La magnitud del desastre se vincula directamente con la destrucción de infraestructuras civiles y el desplazamiento de más de un millón de personas registrado desde inicios de marzo. Ante la imposibilidad de acceder a recursos básicos, Nora Ourabah Haddad, representante de la FAO, subrayó la gravedad de la situación y “exigió apoyo agrícola urgente” para evitar que la estructura productiva del país desaparezca definitivamente. El informe señala que el número de ciudadanos en fase de crisis aumentó drásticamente desde los 874.000 contabilizados en el periodo anterior.

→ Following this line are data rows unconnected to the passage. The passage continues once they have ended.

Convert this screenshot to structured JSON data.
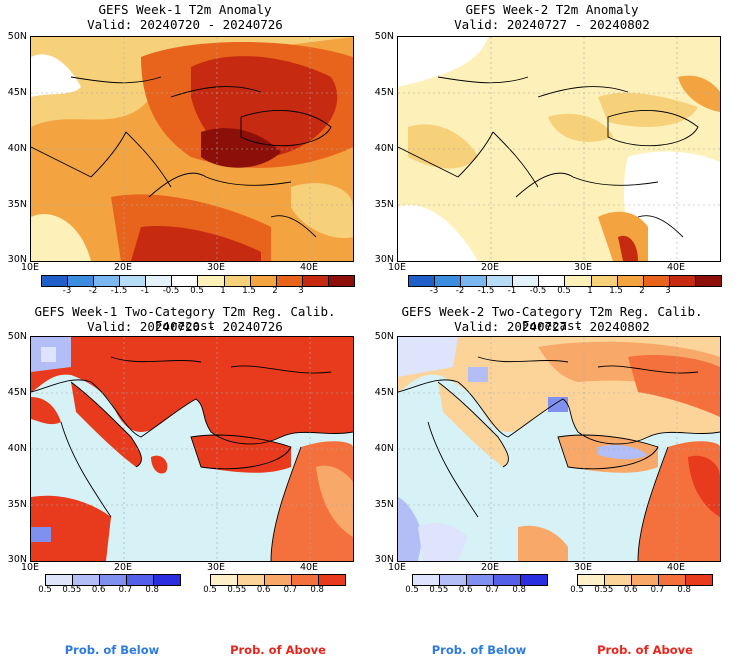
{
  "panels": [
    {
      "title": "GEFS Week-1 T2m Anomaly",
      "valid": "Valid: 20240720 - 20240726",
      "yticks": [
        "50N",
        "45N",
        "40N",
        "35N",
        "30N"
      ],
      "xticks": [
        "10E",
        "20E",
        "30E",
        "40E"
      ],
      "colorbar": [
        "-3",
        "-2",
        "-1.5",
        "-1",
        "-0.5",
        "0.5",
        "1",
        "1.5",
        "2",
        "3"
      ]
    },
    {
      "title": "GEFS Week-2 T2m Anomaly",
      "valid": "Valid: 20240727 - 20240802",
      "yticks": [
        "50N",
        "45N",
        "40N",
        "35N",
        "30N"
      ],
      "xticks": [
        "10E",
        "20E",
        "30E",
        "40E"
      ],
      "colorbar": [
        "-3",
        "-2",
        "-1.5",
        "-1",
        "-0.5",
        "0.5",
        "1",
        "1.5",
        "2",
        "3"
      ]
    },
    {
      "title": "GEFS Week-1 Two-Category T2m Reg. Calib. Forecast",
      "valid": "Valid: 20240720 - 20240726",
      "yticks": [
        "50N",
        "45N",
        "40N",
        "35N",
        "30N"
      ],
      "xticks": [
        "10E",
        "20E",
        "30E",
        "40E"
      ],
      "below_bar": [
        "0.5",
        "0.55",
        "0.6",
        "0.7",
        "0.8"
      ],
      "above_bar": [
        "0.5",
        "0.55",
        "0.6",
        "0.7",
        "0.8"
      ]
    },
    {
      "title": "GEFS Week-2 Two-Category T2m Reg. Calib. Forecast",
      "valid": "Valid: 20240727 - 20240802",
      "yticks": [
        "50N",
        "45N",
        "40N",
        "35N",
        "30N"
      ],
      "xticks": [
        "10E",
        "20E",
        "30E",
        "40E"
      ],
      "below_bar": [
        "0.5",
        "0.55",
        "0.6",
        "0.7",
        "0.8"
      ],
      "above_bar": [
        "0.5",
        "0.55",
        "0.6",
        "0.7",
        "0.8"
      ]
    }
  ],
  "footer": {
    "prob_below": "Prob. of Below",
    "prob_above": "Prob. of Above"
  },
  "colors": {
    "anomaly_scale": [
      "#1f5fc7",
      "#3c8de0",
      "#7ab6ef",
      "#b7dcf7",
      "#e4f2fb",
      "#ffffff",
      "#fdf0b8",
      "#f7d07a",
      "#f3a440",
      "#e8641c",
      "#c62a10",
      "#8c0f0a"
    ],
    "below_scale": [
      "#dde4fb",
      "#b2bef5",
      "#8090ee",
      "#5560e8",
      "#2a2ee0"
    ],
    "above_scale": [
      "#fff0c8",
      "#fcd49a",
      "#f8a868",
      "#f4703c",
      "#e83a1c"
    ],
    "sea": "#d6f2f7",
    "prob_below_text": "#2d7be0",
    "prob_above_text": "#e8251c"
  }
}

Guerra y vulnerabilidad territorial

El análisis territorial indica que las zonas más afectadas son el sur del país y el valle de la Bekaa, donde la actividad agrícola es el motor de la economía local. La funcionaria del PMA, Allison Oman Lawi, advirtió que los progresos alcanzados años atrás en seguridad alimentaria “se han revertido totalmente” producto de la ofensiva bélica que cuenta con el respaldo de potencias externas. Esta regresión obliga a las familias a tomar medidas extremas de supervivencia, como la venta de sus pocos activos o el salto de comidas diarias.

A pesar del cese de hostilidades que teóricamente entró en vigor el 17 de abril, la violencia no ha cesado en las regiones fronterizas. El impacto humano es innegable: el Centro de Operaciones de Emergencia del Líbano reportó que el balance de víctimas ya alcanza los 2.576 fallecidos y casi 8.000 heridos. En este contexto de inseguridad física, las familias “reducen sus raciones de comida” o se ven obligadas a desplazarse a zonas donde la asistencia humanitaria es escasa o nula.

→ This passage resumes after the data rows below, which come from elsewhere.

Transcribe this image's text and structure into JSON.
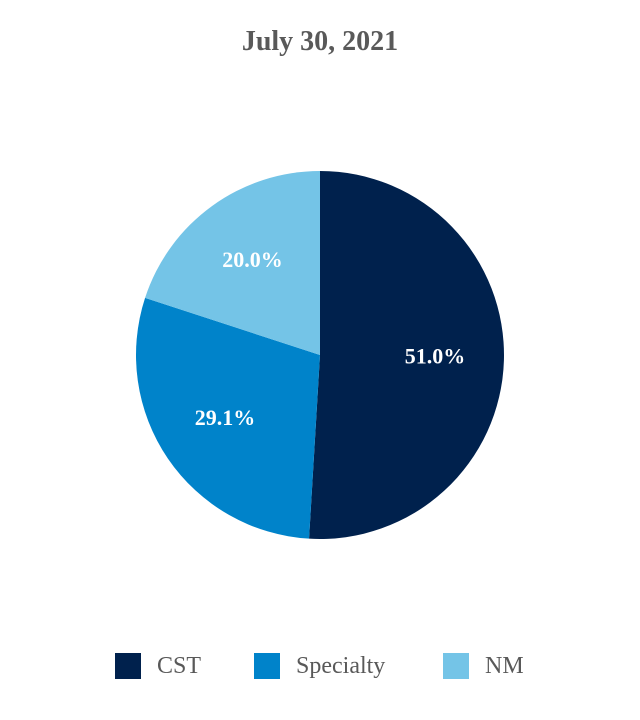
{
  "chart_data": {
    "type": "pie",
    "title": "July 30, 2021",
    "series": [
      {
        "name": "CST",
        "value": 51.0,
        "label": "51.0%",
        "color": "#00214D"
      },
      {
        "name": "Specialty",
        "value": 29.1,
        "label": "29.1%",
        "color": "#0083CA"
      },
      {
        "name": "NM",
        "value": 20.0,
        "label": "20.0%",
        "color": "#74C4E7"
      }
    ],
    "start_angle": "12 o'clock",
    "direction": "clockwise",
    "legend_position": "bottom"
  }
}
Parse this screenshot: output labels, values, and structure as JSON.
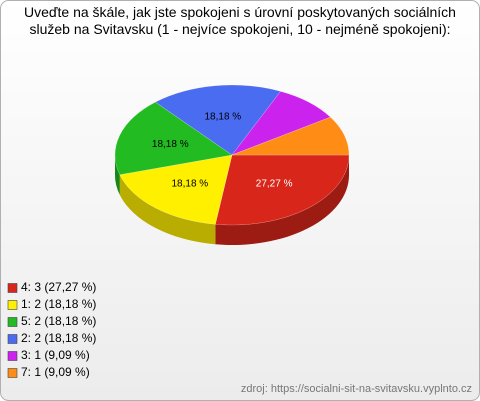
{
  "chart_data": {
    "type": "pie",
    "title": "Uveďte na škále, jak jste spokojeni s úrovní poskytovaných sociálních služeb na Svitavsku (1 - nejvíce spokojeni, 10 - nejméně spokojeni):",
    "categories": [
      "4: 3 (27,27 %)",
      "1: 2 (18,18 %)",
      "5: 2 (18,18 %)",
      "2: 2 (18,18 %)",
      "3: 1 (9,09 %)",
      "7: 1 (9,09 %)"
    ],
    "values": [
      3,
      2,
      2,
      2,
      1,
      1
    ],
    "value_labels": [
      "27,27 %",
      "18,18 %",
      "18,18 %",
      "18,18 %",
      null,
      null
    ],
    "colors": [
      "#d8261a",
      "#fff000",
      "#22bb22",
      "#4a6cf0",
      "#cc22ee",
      "#ff8c14"
    ],
    "legend": "bottom-left",
    "source": "zdroj: https://socialni-sit-na-svitavsku.vyplnto.cz"
  }
}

Un alto el fuego condicionado por la demolición

La persistencia de los ataques aéreos y las demoliciones masivas de viviendas en localidades como Bint Jbeil impiden el retorno de los desplazados y la reactivación de los ciclos de cultivo. Los reportes de la Agencia Nacional de Noticias (ANN) confirman que cazas israelíes continúan golpeando puntos estratégicos, mientras que las fuerzas terrestres mantienen operaciones bajo el argumento de combatir facciones de la resistencia. El informe del IPC es taxativo al respecto: sin una “asistencia humanitaria sostenida”, la carencia de alimentos se profundizará en los meses venideros.

El escenario político y social se agrava ante la advertencia de las fuerzas de ocupación para que los residentes no regresen a sus hogares en el sur. Esta estrategia de vaciamiento territorial no solo genera una crisis de refugiados internos, sino que anula cualquier intento de recuperación económica inmediata. Como señala el documento técnico, la estabilidad de los hogares que antes lograban subsistir está hoy fracturada por una guerra que, lejos de detenerse, ha extendido sus bombardeos a regiones que se consideraban fuera del epicentro del conflicto.